Written in the survey’s description or in the resources linked below is the information on how to get permission to use each survey. You may notice that the surveys with online scoring and special training require fees. However, many surveys have been placed in the public domain or have been licensed for noncommercial/educational use. You are free to use these in your schools. You are not required to contact the author, but you may want to do so to request ideas for implementation and analysis. Authors tend to be interested in the impacts of their work, and your use is a notable impact. Below is a short form letter you can use to start the conversation.
I am a/the (position) at (school). I recently came across your work related to wellbeing and your survey, which I understand is (in public domain/licensed for educational use). I would appreciate any advice you have on implementing this survey and analyzing its results. My team and I plan to administer this test to our (population number and type) over a period of (duration of use) in hopes of measuring (objective). We welcome any thoughts and insights you are willing to share regarding the use of your resource.

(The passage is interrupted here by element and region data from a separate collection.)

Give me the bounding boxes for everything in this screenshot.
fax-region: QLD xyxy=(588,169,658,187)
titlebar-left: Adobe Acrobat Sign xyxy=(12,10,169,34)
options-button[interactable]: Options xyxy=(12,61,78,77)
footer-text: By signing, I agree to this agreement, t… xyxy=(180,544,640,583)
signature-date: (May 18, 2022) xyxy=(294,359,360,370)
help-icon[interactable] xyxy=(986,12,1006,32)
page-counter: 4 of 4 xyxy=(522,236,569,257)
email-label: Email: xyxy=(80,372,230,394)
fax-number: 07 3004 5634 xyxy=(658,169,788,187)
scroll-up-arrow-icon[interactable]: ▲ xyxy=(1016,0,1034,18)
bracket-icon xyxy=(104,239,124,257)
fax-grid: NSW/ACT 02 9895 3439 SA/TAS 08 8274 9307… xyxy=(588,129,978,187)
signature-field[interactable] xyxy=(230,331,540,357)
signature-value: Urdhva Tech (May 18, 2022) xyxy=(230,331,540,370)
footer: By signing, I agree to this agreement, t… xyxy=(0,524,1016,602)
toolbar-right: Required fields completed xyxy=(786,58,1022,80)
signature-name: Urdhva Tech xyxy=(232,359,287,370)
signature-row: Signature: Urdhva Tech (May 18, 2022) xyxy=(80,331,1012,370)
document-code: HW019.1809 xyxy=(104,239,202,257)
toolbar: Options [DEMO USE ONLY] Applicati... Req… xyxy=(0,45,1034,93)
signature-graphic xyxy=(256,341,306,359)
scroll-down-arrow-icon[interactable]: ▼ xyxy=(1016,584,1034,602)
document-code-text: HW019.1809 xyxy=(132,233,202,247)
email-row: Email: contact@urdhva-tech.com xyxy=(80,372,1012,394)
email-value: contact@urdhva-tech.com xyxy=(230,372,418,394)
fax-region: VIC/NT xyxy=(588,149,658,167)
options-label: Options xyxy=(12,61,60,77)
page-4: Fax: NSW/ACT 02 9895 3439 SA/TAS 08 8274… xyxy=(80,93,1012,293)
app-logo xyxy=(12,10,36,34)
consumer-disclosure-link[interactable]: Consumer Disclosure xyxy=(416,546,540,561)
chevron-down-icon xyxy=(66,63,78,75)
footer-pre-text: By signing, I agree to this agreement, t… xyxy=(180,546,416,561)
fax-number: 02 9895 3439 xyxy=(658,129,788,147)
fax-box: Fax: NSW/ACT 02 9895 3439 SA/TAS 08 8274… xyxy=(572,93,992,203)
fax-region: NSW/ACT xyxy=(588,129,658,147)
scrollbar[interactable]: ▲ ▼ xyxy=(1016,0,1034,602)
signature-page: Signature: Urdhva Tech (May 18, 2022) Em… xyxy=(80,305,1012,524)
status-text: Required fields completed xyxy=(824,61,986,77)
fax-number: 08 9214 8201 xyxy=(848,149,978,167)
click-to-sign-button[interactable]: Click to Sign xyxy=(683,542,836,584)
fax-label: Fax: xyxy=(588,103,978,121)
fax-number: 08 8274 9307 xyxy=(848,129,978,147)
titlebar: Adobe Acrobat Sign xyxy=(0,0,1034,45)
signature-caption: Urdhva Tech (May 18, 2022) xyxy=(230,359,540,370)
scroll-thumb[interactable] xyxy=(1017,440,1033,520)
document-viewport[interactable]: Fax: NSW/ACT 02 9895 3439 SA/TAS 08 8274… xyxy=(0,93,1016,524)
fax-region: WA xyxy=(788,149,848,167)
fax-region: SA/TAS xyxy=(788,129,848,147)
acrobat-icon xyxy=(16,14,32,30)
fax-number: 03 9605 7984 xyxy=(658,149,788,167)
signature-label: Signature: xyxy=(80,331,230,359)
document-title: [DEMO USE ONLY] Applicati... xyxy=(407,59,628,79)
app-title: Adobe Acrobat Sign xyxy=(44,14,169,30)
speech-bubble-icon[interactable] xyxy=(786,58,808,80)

Whether you use this form letter or write your own, be sure to identify who you are and indicate the material you want to use, as well as indicating how, where, and for how long you plan use it (Copyrightlaws.com, date). Be sure to be clear, concise, and specific. More examples can be found through the links on Copyrightlaws.com (see reference below).
- More information on how to get proper access to a measure can be found in each survey’s written description and resources.
- For surveys in the public domain, permission from the author or copyright holder is not required. However, corresponding with the author enables you to ask for advice on how to administer or interpret a particular survey.
- When contacting the author/owner, be sure to identify who you are and what material you want to use, in addition to where, how, and for how long you plan to use it.